`Just One More Sensor is Enough' -- Iterative Water Leak Localization with Physical Simulation and a Small Number of Pressure Sensors
This addresses the challenge of leak detection for less equipped water networks by reducing the required number of sensors, though it is incremental as it builds on existing sensitivity matrix methods.
The paper tackles the problem of water leak localization in complex water delivery grids by proposing an iterative algorithm that uses physical simulation and a small number of pressure sensors, with the ability to relocate one sensor, achieving very good approximation of leak positions in both simulated and real-life cases.

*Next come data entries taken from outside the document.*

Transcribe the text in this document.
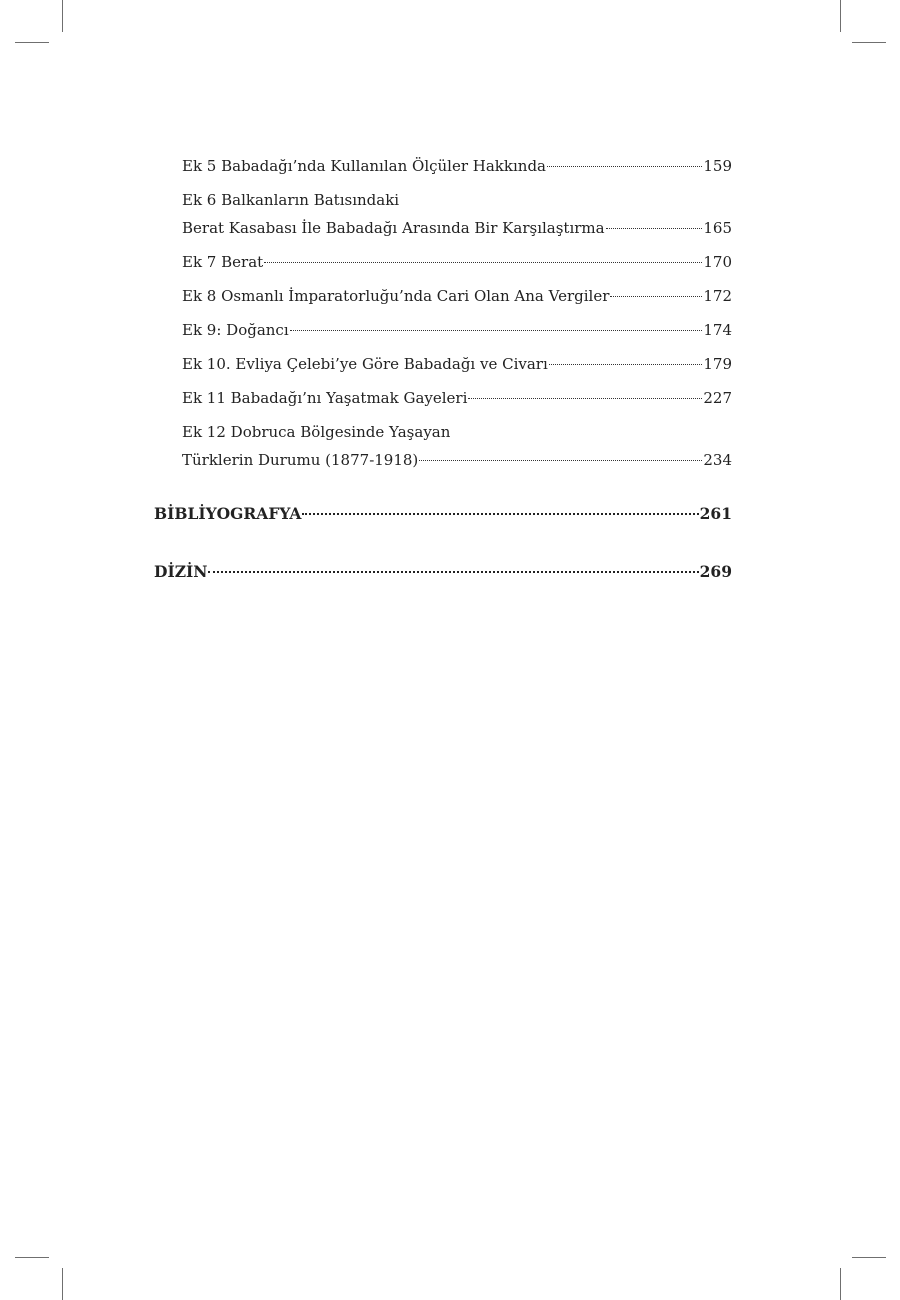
Ek 5 Babadağı’nda Kullanılan Ölçüler Hakkında	159
Ek 6 Balkanların Batısındaki
Berat Kasabası İle Babadağı Arasında Bir Karşılaştırma	165
Ek 7 Berat	170
Ek 8 Osmanlı İmparatorluğu’nda Cari Olan Ana Vergiler	172
Ek 9: Doğancı	174
Ek 10. Evliya Çelebi’ye Göre Babadağı ve Civarı	179
Ek 11 Babadağı’nı Yaşatmak Gayeleri	227
Ek 12 Dobruca Bölgesinde Yaşayan
Türklerin Durumu (1877-1918)	234
BİBLİYOGRAFYA	261
DİZİN	269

In this article, we propose an approach to leak localisation in a complex water delivery grid with the use of data from physical simulation (e.g. EPANET software). This task is usually achieved by a network of multiple water pressure sensors and analysis of the so-called sensitivity matrix of pressure differences between the network's simulated data and actual data of the network affected by the leak. However, most algorithms using this approach require a significant number of pressure sensors -- a condition that is not easy to fulfil in the case of many less equipped networks. Therefore, we answer the question of whether leak localisation is possible by utilising very few sensors but having the ability to relocate one of them. Our algorithm is based on physical simulations (EPANET software) and an iterative scheme for mobile sensor relocation. The experiments show that the proposed system can equalise the low number of sensors with adjustments made for their positioning, giving a very good approximation of leak's position both in simulated cases and real-life example taken from BattLeDIM competition L-Town data.